Clegg does not wake up after a short nap, but rather sleeps until late morning. He wakes up in a much better mood than he was in the night before. He decides he will not kill himself, but rather to find a way to bury and hide Miranda's body. He thinks to himself that he really did not kill her at all; she died, and there was little a doctor could have done, he says to himself.
He drives into Lewes that morning to go to the flower shop. While in town, he passes a girl who at first glance looks very similar to Miranda. Though initially startled, he follows her into Woolworths and learns that she works at the candy counter.
Three weeks after Miranda's death, Clegg says that he does not want any more "guests," but that he has been learning more about the Woolworths girl, whose name is Marian. He acknowledges that she is not as pretty as Miranda; however, he believes that perhaps he overshot the first time, and that he should never have tried to subjugate a high-class girl. Miranda's body is in a home-made casket under the apple trees. Clegg put her into the box by rolling her in a sheet, and never looked at her face or body, which he had heard would smell and turn colors.
Analysis:
This very short (2 1/2-page) conclusion to the novel reveals that the tragic ending envisioned by Clegg in Part 3 does not come to fruition. Rather, he seems to be on the path to becoming a serial abductor after seeing a girl who looks like Miranda, but is less pretty and comes from a lower class.
Of course, this combination suits Clegg: "I ought to have got someone who would respect me more.
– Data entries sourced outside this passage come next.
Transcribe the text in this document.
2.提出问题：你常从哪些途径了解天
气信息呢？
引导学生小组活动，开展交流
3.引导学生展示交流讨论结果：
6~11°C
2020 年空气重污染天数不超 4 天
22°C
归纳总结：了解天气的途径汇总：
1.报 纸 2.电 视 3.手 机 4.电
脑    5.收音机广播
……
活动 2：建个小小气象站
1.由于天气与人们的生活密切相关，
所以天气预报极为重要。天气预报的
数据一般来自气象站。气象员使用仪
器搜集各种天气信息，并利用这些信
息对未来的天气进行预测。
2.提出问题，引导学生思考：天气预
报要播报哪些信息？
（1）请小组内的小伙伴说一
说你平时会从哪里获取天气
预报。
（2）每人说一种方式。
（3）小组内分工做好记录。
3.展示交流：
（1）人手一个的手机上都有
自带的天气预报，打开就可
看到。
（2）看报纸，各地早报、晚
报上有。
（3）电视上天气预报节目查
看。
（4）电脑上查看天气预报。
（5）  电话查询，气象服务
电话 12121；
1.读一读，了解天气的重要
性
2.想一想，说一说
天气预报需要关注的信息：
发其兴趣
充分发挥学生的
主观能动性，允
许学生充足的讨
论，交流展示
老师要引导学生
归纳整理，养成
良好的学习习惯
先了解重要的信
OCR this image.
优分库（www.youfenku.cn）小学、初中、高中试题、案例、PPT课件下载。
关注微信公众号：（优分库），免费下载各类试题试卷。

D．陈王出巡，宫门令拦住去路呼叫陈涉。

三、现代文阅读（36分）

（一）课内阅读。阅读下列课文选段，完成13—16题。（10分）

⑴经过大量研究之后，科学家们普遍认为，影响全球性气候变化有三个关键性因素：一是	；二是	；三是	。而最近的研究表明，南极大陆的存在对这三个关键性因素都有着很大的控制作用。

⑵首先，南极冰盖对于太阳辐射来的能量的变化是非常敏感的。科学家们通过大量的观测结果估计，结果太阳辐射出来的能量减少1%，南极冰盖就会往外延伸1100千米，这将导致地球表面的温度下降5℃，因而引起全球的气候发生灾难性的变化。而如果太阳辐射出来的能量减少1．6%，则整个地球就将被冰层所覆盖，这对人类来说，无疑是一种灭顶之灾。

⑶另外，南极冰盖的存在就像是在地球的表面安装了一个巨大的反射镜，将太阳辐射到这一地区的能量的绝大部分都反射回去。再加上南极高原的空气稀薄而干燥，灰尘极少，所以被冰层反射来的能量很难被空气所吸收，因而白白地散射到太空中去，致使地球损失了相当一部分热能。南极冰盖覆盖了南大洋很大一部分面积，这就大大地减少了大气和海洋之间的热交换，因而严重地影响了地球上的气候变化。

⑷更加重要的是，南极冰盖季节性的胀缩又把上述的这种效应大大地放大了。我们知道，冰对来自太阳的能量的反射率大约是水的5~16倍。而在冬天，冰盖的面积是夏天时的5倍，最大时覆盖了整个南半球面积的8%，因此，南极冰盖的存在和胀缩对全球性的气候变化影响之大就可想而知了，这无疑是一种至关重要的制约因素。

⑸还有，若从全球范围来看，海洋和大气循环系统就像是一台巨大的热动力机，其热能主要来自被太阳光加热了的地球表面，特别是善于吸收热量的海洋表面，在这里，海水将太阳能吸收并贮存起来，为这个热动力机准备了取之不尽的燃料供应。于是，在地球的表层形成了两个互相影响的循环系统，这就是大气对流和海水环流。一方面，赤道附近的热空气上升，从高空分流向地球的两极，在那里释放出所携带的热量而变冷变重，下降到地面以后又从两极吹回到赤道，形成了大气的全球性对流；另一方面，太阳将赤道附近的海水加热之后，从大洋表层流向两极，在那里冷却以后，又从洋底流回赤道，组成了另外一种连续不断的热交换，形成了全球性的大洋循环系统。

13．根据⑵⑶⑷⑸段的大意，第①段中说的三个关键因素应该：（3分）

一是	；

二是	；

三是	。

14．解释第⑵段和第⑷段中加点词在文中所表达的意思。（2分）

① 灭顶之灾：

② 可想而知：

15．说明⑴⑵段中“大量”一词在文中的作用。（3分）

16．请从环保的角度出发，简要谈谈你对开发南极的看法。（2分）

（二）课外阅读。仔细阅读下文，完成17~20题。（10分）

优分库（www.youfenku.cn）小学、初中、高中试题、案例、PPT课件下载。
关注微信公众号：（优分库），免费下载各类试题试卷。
Someone ordinary I could teach" (282). As usual, Clegg equates money with power. Yet a poor girl could defy Clegg just as much as Miranda did, though probably not by using Miranda's intellectual tactics. In this quote, Clegg shows how little he has learned from the terrible end to his time with Miranda: he still thinks that he can use money to force the world to give him what he wants. The end of the novel reveals how immutable he is and how emotionally disconnected he is from anything that Miranda's death might have taught him.
The final two sentences of the novel read: "But it is still just an idea. I only put the stove down there today because the room needs drying out anyway" (283). These last lines portend a future full of Mirandas. These sentences also reflect Clegg's attitude when he was prepared to abduct Miranda: he never fully believed that he was actually prepared to kidnap her, but asserted instead that he was living out a justified fantasy where he conveniently prepared everything for Miranda's capture. Based on the last sentence of the novel, it seems likely that narrative of The Collector will repeat itself.